# Pronunciation of כתובה



## David S

Hi everyone,

How do you pronounce this word? I was under the impression that without a dagesh in the beth, it's an adjective (ketuvah) that means "written", and that with the dagesh in the beth, it's the noun (ketubah) for the Jewish marriage contract.

Is that true, or can "ketuvah" also be a noun, and if so, what is a ketuvah vs. a ketubah? Likewise, can "ketubah" be an adjective?

Thanks,
Dave


----------



## origumi

כְּתֻבָּה ktubba. A noun.


----------



## David S

origumi said:


> כְּתֻבָּה ktubba. A noun.



It's never "ketuvah"? And what about the pronunciation of the adjective / participle?


----------



## bazq

The feminine form of כתוב (katuv) is indeed כתובה (ktu*v*a).
The noun "Ktuba" has a dagesh forte. It's an Aramaic word if I'm not mistaken.


----------



## Drink

bazq said:


> It's an Aramaic word if I'm not mistaken.



If it were Aramaic, wouldn't it have been כתובתא (voweled: כְּתֻבְּתָא)?


----------



## origumi

Drink said:


> If it were Aramaic, wouldn't it have been כתובתא (voweled: כְּתֻבְּתָא)?


One doesn't need to go far to find the Aramaic word for כְּתֻבָּה - reading the traditional כְּתֻבָּה text, it appears indeed as כתובתא (with the usual Aramaic uncertainty whether the word is definite).

I guess כְּתֻבָּה is pure Hebrew - pattern _qetullah _includes some other words of similar nature like אחוזה, ירושה, סגולה, פקודה, גאולה, חנוכה, אלומה, כהונה (all with קובוץ under ע-הפועל and דגש חזק  in ל-הפועל).


----------



## guybenmeir

you mistake, כתובה is a jewish document.
the כתובה say what is the Debts of the man for the woman (in Marriage).


----------



## David S

guybenmeir said:


> you mistake, כתובה is a jewish document.
> the כתובה say what is the Debts of the man for the woman (in Marriage).



I don't understand the point of your message.

Yes most of us know that a כתובה is the Jewish marriage contract.
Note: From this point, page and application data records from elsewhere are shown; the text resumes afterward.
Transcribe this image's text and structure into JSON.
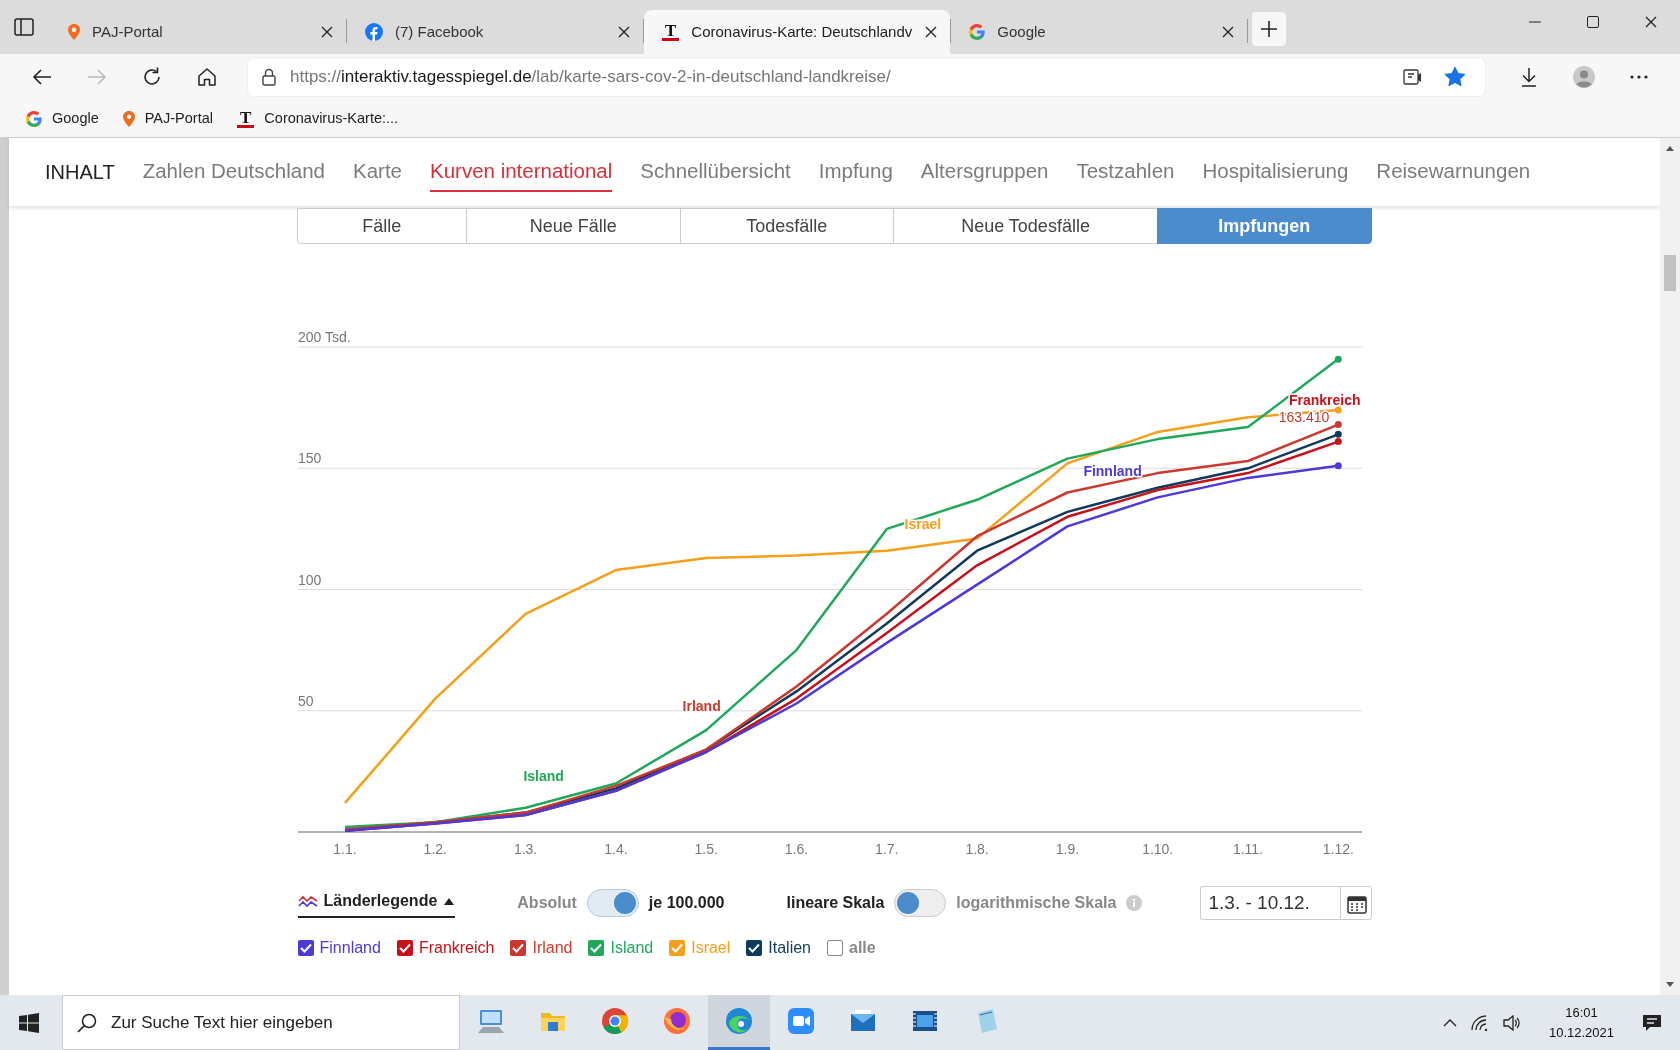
{
  "browser": {
    "tabs": [
      {
        "title": "PAJ-Portal",
        "kind": "pin",
        "selected": false
      },
      {
        "title": "(7) Facebook",
        "kind": "facebook",
        "selected": false
      },
      {
        "title": "Coronavirus-Karte: Deutschlandv",
        "kind": "tagesspiegel",
        "mark": "T",
        "selected": true
      },
      {
        "title": "Google",
        "kind": "google",
        "selected": false
      }
    ],
    "address": {
      "scheme": "https://",
      "host": "interaktiv.tagesspiegel.de",
      "path": "/lab/karte-sars-cov-2-in-deutschland-landkreise/"
    },
    "favorite": true,
    "bookmarks": [
      {
        "label": "Google",
        "kind": "google"
      },
      {
        "label": "PAJ-Portal",
        "kind": "pin"
      },
      {
        "label": "Coronavirus-Karte:...",
        "kind": "tagesspiegel",
        "mark": "T"
      }
    ]
  },
  "page_nav": {
    "title": "INHALT",
    "items": [
      {
        "label": "Zahlen Deutschland",
        "selected": false
      },
      {
        "label": "Karte",
        "selected": false
      },
      {
        "label": "Kurven international",
        "selected": true
      },
      {
        "label": "Schnellübersicht",
        "selected": false
      },
      {
        "label": "Impfung",
        "selected": false
      },
      {
        "label": "Altersgruppen",
        "selected": false
      },
      {
        "label": "Testzahlen",
        "selected": false
      },
      {
        "label": "Hospitalisierung",
        "selected": false
      },
      {
        "label": "Reisewarnungen",
        "selected": false
      }
    ]
  },
  "metric_tabs": [
    {
      "label": "Fälle",
      "selected": false
    },
    {
      "label": "Neue Fälle",
      "selected": false
    },
    {
      "label": "Todesfälle",
      "selected": false
    },
    {
      "label": "Neue Todesfälle",
      "selected": false
    },
    {
      "label": "Impfungen",
      "selected": true
    }
  ],
  "chart_data": {
    "type": "line",
    "categories": [
      "1.1.",
      "1.2.",
      "1.3.",
      "1.4.",
      "1.5.",
      "1.6.",
      "1.7.",
      "1.8.",
      "1.9.",
      "1.10.",
      "1.11.",
      "1.12."
    ],
    "ylim": [
      0,
      200
    ],
    "yticks": [
      50,
      100,
      150,
      {
        "value": 200,
        "label": "200 Tsd."
      }
    ],
    "grid": true,
    "series": [
      {
        "name": "Finnland",
        "color": "#4b3ad6",
        "values": [
          0.5,
          3.5,
          7,
          17,
          33,
          53,
          78,
          102,
          126,
          138,
          146,
          151
        ]
      },
      {
        "name": "Frankreich",
        "color": "#c8101a",
        "values": [
          0.5,
          3.5,
          7,
          17,
          33,
          55,
          82,
          110,
          130,
          141,
          148,
          161
        ]
      },
      {
        "name": "Irland",
        "color": "#c9392f",
        "values": [
          1,
          4,
          8,
          19,
          34,
          60,
          90,
          122,
          140,
          148,
          153,
          168
        ]
      },
      {
        "name": "Island",
        "color": "#1fa85a",
        "values": [
          2,
          4,
          10,
          20,
          42,
          75,
          125,
          137,
          154,
          162,
          167,
          195
        ]
      },
      {
        "name": "Israel",
        "color": "#f5a01a",
        "values": [
          12,
          55,
          90,
          108,
          113,
          114,
          116,
          121,
          152,
          165,
          171,
          174
        ]
      },
      {
        "color": "#0f3a5c",
        "values": [
          0.5,
          4,
          8,
          18,
          34,
          58,
          86,
          116,
          132,
          142,
          150,
          164
        ]
      }
    ],
    "annotations": [
      {
        "text": "163.410",
        "x": "1.12.",
        "y": 169
      }
    ]
  },
  "controls": {
    "legend_toggle": {
      "label": "Länderlegende",
      "expanded": true
    },
    "switches": [
      {
        "left": "Absolut",
        "right": "je 100.000",
        "right_selected": true
      },
      {
        "left": "lineare Skala",
        "right": "logarithmische Skala",
        "right_selected": false,
        "info": true
      }
    ],
    "date_range": {
      "value": "1.3. - 10.12."
    }
  },
  "countries": [
    {
      "label": "Finnland",
      "checked": true,
      "color": "#4b3ad6"
    },
    {
      "label": "Frankreich",
      "checked": true,
      "color": "#c8101a"
    },
    {
      "label": "Irland",
      "checked": true,
      "color": "#c9392f"
    },
    {
      "label": "Island",
      "checked": true,
      "color": "#1fa85a"
    },
    {
      "label": "Israel",
      "checked": true,
      "color": "#f5a01a"
    },
    {
      "label": "Italien",
      "checked": true,
      "color": "#0f3a5c"
    },
    {
      "label": "alle",
      "checked": false,
      "color": "#888888"
    }
  ],
  "taskbar": {
    "search": {
      "placeholder": "Zur Suche Text hier eingeben"
    },
    "apps": [
      {
        "kind": "computer",
        "active": false
      },
      {
        "kind": "folder",
        "active": false
      },
      {
        "kind": "chrome",
        "active": false
      },
      {
        "kind": "firefox",
        "active": false
      },
      {
        "kind": "edge",
        "active": true
      },
      {
        "kind": "video-call",
        "active": false
      },
      {
        "kind": "mail",
        "active": false
      },
      {
        "kind": "film",
        "active": false
      },
      {
        "kind": "notepad",
        "active": false
      }
    ],
    "time": "16:01",
    "date": "10.12.2021"
  }
}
How do you say this word? Ketuba or Ketuva?


----------



## berndf

David S said:


> I don't understand the point of your message.
> 
> Yes most of us know that a כתובה is the Jewish marriage contract. How do you say this word? Ketuba or Ketuva?


You got this answer in the very first reply:





origumi said:


> כְּתֻבָּה ktubba. A noun.


כתובה (ktuva) is a different word, albeit identically spelled, if you omit the niqqud.


----------



## David S

berndf said:


> You got this answer in the very first reply:כתובה (ktuva) is a different word, albeit identically spelled, if you omit the niqqud.



And what does this word mean? Does it have any meaning other than the feminine version of the adjective katuv (written)? Can it be a noun?


----------



## anipo

It is the feminine form of כתוב, meaning written. It is not a noun in that form. The noun is כְּתֻבָּה ktubba, as was indicated before, a marriage contract.


----------